Some dining segments are performing worse than others. Fast casual, casual dining and family dining segments all reported negative comp sales in the second quarter. On the other hand, quick service and fine dining both saw positive growth. Quick service had the highest percentage of companies with positive comp sales growth, while fine dining had the highest percentage of companies with positive comp traffic growth. It is important to note these segments also had the lowest guest check growth. On the quick service side, this is likely due to the aggressive pricing and value that customers are now favoring.

Workforce Challenges

Turnover continued to increase at both the hourly and management levels in the second quarter, with management turnover rates now trending higher than prior to the recession. Quick service, fast casual and casual dining all reported hourly turnover rates over 100 percent last quarter, and quick service reported the highest management turnover rate in the industry at over 50 percent.

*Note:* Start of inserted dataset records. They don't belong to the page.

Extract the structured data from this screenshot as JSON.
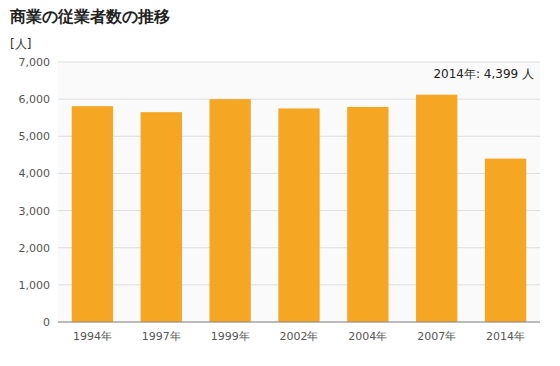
{
  "chart_data": {
    "type": "bar",
    "title": "商業の従業者数の推移",
    "y_label": "[人]",
    "annotation": "2014年: 4,399 人",
    "categories": [
      "1994年",
      "1997年",
      "1999年",
      "2002年",
      "2004年",
      "2007年",
      "2014年"
    ],
    "values": [
      5810,
      5650,
      6000,
      5750,
      5790,
      6120,
      4399
    ],
    "color": "#F5A623",
    "ylim": [
      0,
      7000
    ],
    "yticks": [
      0,
      {
        "value": 1000,
        "label": "1,000"
      },
      {
        "value": 2000,
        "label": "2,000"
      },
      {
        "value": 3000,
        "label": "3,000"
      },
      {
        "value": 4000,
        "label": "4,000"
      },
      {
        "value": 5000,
        "label": "5,000"
      },
      {
        "value": 6000,
        "label": "6,000"
      },
      {
        "value": 7000,
        "label": "7,000"
      }
    ],
    "grid": true
  }
}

On a national basis, the southwest and midwest regions are suffering the most from high turnover rates. States such as Texas, Oklahoma, Tennessee and Kentucky experienced very high turnover rates in both counter service and full service restaurants during the first quarter of the year. Meanwhile, states in the western regions, such as California, Nevada and Arizona reported much lower turnover during the first quarter.

Finally, restaurants are now struggling to adapt to the recent Fair Labor Standards Act (FLSA) regulation changes on overtime. In a recent Workforce Intelligence (formerly People Report) survey, 64 percent of quick service restaurants reported that over half of their general managers will be affected by these changes. In response, restaurants are considering a variety of options that include increasing employee pay to meet the new guidelines and reclassifying affected employees as hourly. Reclassifying employees is the number one strategy for table service brands, while the majority of quick service restaurants are opting to increase pay.